Ali, na velha Vila Rica,
antiga capital mineira, a neblina e a brisa das montanhas de Minas moldam o
nosso rude e doloroso idioma – para português mineiro. E um “Mundo mundo vasto
mundo” se abre para o modernista Carlos Drummond de Andrade; um Grande Sertão
se descortina para João Guimarães Rosa:
“VILA RICA
O ouro fulvo do ocaso as
velhas casas cobre;
Sangram, em laivos de
ouro, as minas, que a ambição
Na torturada entranha
abriu da terra nobre:
E cada cicatriz brilha
como um brasão.
O Ângelo plange ao longe
em doloroso dobre,
O último ouro do sol morre
na cerração.
E, austero, amortalhando a
urbe gloriosa e pobre,
O crepúsculo cai como uma
extrema-unção.
Agora, para além do cerro,
o céu parece
Feito de um ouro ancião
que o tempo enegreceu...
A neblina, roçando o chão,
cicia, em prece,
Como uma procissão
espectral que se move...
Dobra o sino... Soluça um
verso de Dirceu...
Sobre a triste Ouro Preto
o ouro dos astros chove”.
...
Volto para casa, entro
em meu Orkut e encontro uma mensagem,
deixada por uma aluna:
“Tangerini, o único
professor de Literatura que dá aula sorrindo”.
A aluna, por certo,
registrou aquele momento em que, tomado pelo universo da Literatura, deixei a
felicidade invadir a minha alma lusitana.
Creio, porém, que outros
professores também sorriem quando tomados pelos números, pelos mapas, pelos
fatos históricos, pelas químicas, pelas artes, pelo tecido celular...
Os baixos salários dos
professores muitas vezes nos entristecem.
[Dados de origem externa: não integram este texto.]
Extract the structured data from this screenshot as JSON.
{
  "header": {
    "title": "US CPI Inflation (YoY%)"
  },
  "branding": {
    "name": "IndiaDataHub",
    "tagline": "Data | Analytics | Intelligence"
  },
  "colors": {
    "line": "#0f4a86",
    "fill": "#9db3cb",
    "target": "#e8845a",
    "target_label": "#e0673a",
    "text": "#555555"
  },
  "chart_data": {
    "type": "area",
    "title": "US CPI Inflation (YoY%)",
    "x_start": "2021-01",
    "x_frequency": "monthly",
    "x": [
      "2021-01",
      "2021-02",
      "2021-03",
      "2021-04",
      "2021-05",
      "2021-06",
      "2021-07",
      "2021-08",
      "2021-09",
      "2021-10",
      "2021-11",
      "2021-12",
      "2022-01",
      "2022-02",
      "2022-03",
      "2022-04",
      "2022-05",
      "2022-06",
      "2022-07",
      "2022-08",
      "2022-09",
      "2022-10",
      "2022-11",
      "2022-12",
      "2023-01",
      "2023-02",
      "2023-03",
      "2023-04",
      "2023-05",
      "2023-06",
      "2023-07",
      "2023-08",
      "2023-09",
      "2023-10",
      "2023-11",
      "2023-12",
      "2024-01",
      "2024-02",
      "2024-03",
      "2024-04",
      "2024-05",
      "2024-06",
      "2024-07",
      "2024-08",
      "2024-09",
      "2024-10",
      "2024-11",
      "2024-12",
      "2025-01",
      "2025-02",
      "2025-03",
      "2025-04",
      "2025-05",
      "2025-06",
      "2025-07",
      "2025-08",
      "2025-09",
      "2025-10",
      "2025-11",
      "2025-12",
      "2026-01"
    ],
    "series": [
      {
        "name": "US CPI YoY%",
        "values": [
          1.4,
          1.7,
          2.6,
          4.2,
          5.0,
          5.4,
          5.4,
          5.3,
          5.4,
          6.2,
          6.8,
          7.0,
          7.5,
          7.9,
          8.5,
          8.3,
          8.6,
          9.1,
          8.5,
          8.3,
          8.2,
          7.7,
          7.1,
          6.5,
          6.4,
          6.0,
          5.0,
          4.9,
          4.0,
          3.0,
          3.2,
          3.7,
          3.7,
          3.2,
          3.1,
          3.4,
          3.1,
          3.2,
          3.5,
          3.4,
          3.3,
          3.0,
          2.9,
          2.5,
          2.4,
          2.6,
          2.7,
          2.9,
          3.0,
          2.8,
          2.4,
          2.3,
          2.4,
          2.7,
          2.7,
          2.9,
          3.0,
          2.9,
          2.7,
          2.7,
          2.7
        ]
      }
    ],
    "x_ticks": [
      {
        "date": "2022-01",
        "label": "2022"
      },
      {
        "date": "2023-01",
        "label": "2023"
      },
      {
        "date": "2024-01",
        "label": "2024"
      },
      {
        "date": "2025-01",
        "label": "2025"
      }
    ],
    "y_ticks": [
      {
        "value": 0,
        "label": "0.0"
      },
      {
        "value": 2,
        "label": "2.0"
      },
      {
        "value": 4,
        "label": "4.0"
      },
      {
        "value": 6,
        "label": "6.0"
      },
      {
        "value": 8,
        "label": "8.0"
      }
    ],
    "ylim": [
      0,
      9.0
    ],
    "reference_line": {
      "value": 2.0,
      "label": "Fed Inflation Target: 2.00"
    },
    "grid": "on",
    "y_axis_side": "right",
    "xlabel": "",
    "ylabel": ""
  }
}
Mas ainda sorrimos. Porque amamos o
que fazemos. Porque, em nossa última célula, ainda existe uma semente de
esperança e cremos num mundo melhor, mais humano, menos amargo e doloroso.
Mas... retomando o “Navegar
é preciso; viver não é preciso”, velho ditado português... Fernando Pessoa toma
para si o tema e o transforma em “criar é preciso; viver não é preciso”...
Criar nos leva a novos
horizontes – em Língua Portuguesa ou não. Criemos, pois, um novo mundo, ainda
que a decepção e o desânimo nos suguem todas as energias.